Daughter Eleanor de Clare was welcomed a year and a half later in October 1292, in Caerphilly Castle, Glamorgan, Wales.
A second daughter, Margaret de Clare, arrived the next year in 1293.
The couple’s final child, daughter Elizabeth de Clare was born on 16 September 1295.
Sadly, three months later, on 7 December 1295, Joan’s husband Gilbert “The Red” de Clare died Monmouth Castle, Monmouthshire, England.
After her husband’s death, father Edward I wasted no time trying to make an advantageous match for Joan of Acre. He finally settled on Amadeus V, Count of Savoy, for his daughter’s next husband. But Joan was having none of that.

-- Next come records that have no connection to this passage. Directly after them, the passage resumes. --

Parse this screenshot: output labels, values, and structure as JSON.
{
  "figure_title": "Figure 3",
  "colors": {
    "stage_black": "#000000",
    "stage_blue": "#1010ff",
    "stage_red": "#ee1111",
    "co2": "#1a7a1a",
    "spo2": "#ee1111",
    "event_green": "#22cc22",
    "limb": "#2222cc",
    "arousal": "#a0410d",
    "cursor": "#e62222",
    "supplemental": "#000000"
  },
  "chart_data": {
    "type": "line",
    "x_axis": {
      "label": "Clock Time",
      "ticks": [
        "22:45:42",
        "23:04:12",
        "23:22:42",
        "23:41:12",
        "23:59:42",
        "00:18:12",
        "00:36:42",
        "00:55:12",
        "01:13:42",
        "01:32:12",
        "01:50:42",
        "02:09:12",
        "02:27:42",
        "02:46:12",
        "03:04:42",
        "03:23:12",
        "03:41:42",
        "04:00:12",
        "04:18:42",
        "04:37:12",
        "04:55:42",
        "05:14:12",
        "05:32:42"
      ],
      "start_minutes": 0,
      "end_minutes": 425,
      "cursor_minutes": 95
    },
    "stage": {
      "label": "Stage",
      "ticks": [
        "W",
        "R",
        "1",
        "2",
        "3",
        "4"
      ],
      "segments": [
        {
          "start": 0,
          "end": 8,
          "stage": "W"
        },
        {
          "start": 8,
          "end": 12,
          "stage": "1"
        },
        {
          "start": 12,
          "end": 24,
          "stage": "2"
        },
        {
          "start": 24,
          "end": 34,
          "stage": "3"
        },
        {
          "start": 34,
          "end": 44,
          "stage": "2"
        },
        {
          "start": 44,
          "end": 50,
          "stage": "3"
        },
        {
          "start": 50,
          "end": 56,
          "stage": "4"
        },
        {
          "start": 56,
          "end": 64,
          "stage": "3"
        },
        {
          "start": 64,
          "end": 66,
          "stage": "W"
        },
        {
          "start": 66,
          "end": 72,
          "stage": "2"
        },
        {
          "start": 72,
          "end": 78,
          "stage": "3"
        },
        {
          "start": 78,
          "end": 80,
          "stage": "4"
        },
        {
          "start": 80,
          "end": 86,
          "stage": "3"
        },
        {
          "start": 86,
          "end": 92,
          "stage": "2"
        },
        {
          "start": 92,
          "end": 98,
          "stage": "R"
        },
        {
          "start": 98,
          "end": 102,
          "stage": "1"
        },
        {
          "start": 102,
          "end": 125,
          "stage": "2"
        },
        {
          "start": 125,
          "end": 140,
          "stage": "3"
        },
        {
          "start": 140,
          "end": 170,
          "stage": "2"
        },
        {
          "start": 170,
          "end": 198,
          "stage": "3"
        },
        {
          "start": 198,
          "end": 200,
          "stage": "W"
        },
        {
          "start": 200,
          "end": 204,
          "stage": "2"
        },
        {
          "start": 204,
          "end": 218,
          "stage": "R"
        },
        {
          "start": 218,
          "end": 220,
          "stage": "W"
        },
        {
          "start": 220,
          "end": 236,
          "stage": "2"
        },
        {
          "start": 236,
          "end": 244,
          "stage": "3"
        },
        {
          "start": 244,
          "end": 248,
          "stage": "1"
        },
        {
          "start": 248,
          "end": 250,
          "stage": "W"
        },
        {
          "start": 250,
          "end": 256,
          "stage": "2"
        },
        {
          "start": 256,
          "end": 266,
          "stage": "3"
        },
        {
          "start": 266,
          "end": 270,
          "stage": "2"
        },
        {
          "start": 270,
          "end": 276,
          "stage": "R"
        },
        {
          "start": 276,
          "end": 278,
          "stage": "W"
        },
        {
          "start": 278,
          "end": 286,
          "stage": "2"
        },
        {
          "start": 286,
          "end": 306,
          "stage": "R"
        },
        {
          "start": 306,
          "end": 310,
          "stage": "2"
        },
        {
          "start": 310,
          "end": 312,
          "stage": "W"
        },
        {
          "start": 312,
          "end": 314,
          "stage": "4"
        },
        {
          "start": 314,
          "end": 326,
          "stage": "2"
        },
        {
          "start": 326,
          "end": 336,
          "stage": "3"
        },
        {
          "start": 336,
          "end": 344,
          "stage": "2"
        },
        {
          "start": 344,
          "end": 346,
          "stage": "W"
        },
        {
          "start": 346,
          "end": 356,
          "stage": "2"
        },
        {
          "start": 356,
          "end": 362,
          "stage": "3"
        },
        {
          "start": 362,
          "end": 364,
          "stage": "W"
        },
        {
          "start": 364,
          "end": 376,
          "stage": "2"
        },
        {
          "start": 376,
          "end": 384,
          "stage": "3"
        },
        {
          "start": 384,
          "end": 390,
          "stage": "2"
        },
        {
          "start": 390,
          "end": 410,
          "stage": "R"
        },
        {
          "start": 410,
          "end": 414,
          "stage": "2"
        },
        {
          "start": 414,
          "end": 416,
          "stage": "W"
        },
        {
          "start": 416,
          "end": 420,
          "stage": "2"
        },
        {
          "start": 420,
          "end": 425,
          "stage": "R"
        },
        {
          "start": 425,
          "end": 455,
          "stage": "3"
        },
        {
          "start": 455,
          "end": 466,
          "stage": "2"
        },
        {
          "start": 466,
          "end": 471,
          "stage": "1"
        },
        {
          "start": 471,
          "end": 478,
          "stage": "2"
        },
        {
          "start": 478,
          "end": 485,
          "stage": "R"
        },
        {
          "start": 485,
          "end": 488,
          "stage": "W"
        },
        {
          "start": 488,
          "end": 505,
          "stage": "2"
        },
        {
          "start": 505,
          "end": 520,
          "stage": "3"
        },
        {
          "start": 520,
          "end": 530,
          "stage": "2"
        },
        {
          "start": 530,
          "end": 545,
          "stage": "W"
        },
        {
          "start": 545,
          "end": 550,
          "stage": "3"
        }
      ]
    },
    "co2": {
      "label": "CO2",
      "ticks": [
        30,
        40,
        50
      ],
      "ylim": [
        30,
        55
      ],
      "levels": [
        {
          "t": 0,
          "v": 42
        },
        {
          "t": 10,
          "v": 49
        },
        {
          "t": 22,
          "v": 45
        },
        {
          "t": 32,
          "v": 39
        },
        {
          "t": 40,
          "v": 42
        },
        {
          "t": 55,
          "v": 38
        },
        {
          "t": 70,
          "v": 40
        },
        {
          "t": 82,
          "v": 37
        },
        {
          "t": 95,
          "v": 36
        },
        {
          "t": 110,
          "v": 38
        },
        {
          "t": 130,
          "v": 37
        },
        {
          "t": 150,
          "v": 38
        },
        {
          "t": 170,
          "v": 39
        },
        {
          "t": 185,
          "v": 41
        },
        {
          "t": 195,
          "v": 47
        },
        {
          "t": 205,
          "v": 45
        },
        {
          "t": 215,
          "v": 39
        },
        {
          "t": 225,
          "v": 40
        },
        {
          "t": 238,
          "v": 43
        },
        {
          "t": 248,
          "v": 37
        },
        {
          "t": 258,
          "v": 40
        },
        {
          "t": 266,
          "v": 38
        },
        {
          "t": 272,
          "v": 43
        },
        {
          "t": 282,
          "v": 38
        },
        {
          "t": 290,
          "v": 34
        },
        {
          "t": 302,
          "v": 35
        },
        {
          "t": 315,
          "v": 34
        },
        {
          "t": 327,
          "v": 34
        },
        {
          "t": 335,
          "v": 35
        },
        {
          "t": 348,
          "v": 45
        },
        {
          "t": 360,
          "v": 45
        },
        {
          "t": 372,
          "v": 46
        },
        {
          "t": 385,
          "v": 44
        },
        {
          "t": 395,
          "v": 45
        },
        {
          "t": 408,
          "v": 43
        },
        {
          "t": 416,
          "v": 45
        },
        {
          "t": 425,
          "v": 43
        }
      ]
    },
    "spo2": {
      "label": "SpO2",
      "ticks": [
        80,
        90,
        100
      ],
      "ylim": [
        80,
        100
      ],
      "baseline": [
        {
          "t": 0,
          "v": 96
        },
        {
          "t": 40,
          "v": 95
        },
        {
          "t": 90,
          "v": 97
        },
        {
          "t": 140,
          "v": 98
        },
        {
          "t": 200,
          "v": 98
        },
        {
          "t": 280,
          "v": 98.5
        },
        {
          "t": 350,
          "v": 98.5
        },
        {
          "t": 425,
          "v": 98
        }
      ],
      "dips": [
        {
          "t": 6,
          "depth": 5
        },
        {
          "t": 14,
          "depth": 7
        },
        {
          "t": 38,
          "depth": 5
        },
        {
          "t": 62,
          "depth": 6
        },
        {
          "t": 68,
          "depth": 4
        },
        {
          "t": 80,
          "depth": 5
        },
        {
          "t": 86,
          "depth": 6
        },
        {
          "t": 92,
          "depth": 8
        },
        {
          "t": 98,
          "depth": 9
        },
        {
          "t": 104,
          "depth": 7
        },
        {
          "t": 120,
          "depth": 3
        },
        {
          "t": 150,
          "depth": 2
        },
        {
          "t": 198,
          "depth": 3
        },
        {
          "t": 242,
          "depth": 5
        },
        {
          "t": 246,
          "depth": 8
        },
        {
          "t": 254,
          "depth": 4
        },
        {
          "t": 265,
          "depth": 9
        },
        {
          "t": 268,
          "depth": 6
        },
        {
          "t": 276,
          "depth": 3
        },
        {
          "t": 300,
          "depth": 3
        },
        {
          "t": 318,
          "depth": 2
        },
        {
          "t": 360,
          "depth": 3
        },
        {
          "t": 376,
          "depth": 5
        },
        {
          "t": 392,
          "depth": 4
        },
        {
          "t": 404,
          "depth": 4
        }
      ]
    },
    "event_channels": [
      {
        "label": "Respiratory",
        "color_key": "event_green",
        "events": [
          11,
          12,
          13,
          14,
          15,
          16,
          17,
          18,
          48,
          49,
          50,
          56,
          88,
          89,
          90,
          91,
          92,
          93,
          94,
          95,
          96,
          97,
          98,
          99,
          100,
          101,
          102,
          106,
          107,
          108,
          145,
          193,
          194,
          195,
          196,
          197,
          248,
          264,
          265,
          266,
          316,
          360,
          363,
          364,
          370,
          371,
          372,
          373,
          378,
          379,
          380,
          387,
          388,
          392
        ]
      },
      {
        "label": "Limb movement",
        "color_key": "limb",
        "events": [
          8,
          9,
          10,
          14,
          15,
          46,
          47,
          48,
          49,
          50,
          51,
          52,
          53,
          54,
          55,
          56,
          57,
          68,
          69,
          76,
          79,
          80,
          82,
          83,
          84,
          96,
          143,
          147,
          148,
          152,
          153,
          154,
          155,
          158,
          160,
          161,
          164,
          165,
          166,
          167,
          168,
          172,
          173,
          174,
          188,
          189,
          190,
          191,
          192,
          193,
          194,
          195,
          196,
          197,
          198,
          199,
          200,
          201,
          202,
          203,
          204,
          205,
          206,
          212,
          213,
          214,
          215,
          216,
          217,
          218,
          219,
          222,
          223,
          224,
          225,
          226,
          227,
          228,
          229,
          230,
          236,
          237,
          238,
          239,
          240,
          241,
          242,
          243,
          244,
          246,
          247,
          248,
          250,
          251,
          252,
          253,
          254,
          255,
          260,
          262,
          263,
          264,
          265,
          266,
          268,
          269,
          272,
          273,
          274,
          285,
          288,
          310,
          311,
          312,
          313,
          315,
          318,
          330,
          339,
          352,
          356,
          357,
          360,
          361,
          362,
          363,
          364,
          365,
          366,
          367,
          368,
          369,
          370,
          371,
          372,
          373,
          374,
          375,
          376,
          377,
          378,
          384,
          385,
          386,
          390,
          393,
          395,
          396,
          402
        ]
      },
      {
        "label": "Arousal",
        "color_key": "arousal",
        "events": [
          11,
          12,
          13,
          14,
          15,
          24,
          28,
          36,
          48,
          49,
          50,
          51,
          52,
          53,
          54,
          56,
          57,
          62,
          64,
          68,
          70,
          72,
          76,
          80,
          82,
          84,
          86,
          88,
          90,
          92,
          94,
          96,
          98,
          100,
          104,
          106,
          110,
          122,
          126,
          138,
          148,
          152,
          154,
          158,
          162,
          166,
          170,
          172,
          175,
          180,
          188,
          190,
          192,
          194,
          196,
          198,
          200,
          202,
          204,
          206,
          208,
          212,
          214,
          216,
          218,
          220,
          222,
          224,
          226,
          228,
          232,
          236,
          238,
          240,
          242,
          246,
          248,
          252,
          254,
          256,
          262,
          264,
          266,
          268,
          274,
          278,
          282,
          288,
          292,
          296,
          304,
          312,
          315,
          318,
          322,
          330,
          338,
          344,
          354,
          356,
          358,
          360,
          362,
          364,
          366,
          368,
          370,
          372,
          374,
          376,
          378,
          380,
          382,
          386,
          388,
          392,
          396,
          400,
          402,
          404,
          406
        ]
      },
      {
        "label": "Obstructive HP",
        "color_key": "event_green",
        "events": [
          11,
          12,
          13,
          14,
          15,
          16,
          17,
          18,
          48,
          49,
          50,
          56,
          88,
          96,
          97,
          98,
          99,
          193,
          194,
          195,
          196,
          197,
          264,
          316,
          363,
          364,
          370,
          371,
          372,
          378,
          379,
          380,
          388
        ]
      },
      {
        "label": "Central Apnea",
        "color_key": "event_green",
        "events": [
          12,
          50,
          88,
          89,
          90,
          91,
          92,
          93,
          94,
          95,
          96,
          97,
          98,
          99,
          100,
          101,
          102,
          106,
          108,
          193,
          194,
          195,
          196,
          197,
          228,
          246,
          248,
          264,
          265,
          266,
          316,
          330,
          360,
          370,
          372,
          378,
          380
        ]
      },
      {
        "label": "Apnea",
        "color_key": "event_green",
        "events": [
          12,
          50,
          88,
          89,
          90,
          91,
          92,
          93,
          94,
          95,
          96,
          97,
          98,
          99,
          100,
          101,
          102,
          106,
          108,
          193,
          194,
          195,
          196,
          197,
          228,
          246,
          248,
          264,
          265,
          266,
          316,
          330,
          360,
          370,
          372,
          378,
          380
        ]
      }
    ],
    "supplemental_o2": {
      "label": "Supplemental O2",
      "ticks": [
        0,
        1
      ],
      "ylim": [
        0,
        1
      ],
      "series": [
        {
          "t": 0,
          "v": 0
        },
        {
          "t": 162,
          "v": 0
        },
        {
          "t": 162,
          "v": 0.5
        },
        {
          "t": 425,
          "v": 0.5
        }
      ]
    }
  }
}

Secretly, she had been courted by Ralph de Monthermer, one of her late husband’s squires. Without revealing her attachment, she convinced her father to knight Ralph de Monthermer. Soon thereafter, the couple secretly wed in January 1297 Meanwhile, her father had set the wedding to Amadeus V for 16 March 1297.
Her father, when he learned that Joan intended to wed Ralph de Monthermer, stripped her lands from her, attempting to force her hand. When he learned that he was already too late, Edward I flew into a rage and imprisoned Ralph de Monthermer in Bristol Castle.
At some point, Joan of Acre, pregnant with her second husband’s child supposedly said:
“It is not considered ignominious, nor disgraceful, for a great earl to take a poor and mean woman to wife; neither, on the other hand, is it worthy of blame, or too difficult a thing for a countess to promote to honor a gallant youth.”
Whether it was her words or the impending child or a combination of both, Edward I relented, approving the marriage on 2 August 1297, and releasing Ralph de Monthermer from prison. Daughter Mary de Monthermer was born a few months later in October 1297.
Two years later, in 1299, Edward I remarried; his second wife was Margaret de France, daughter of Philip III de France and Marie de Brabant. (She was my 22nd great-grandmother.) That same year, Joan and Ralph were blessed with another daughter, Joan de Monthermer.
A couple of years later, on 5 August 1301, Joan’s half-brother, Edmund of Woodstock (my 21st great-grandfather), was welcomed to the family.
At the time of her half-brother’s birth, Joan of Acre was pregnant with her third child by Ralph de Monthermer. On 4 October 1301, in Stoke, Wiltshire, England, son Thomas de Monthermer was born.
The couple’s final child, son Edward de Monthermer came along in 1304. Joan was 33 years old at the time.
Sadly, on 7 April 1307, Joan gave birth to a stillborn child, who was buried, nameless, in nearby Clare Priory.
Sadly, Joan never recovered from childbirth, and a little over two weeks later, on 23 April 1307, Joan of Acre died in Clare Manor, Suffolk, England. She was only 35 years old. She was interred with her baby.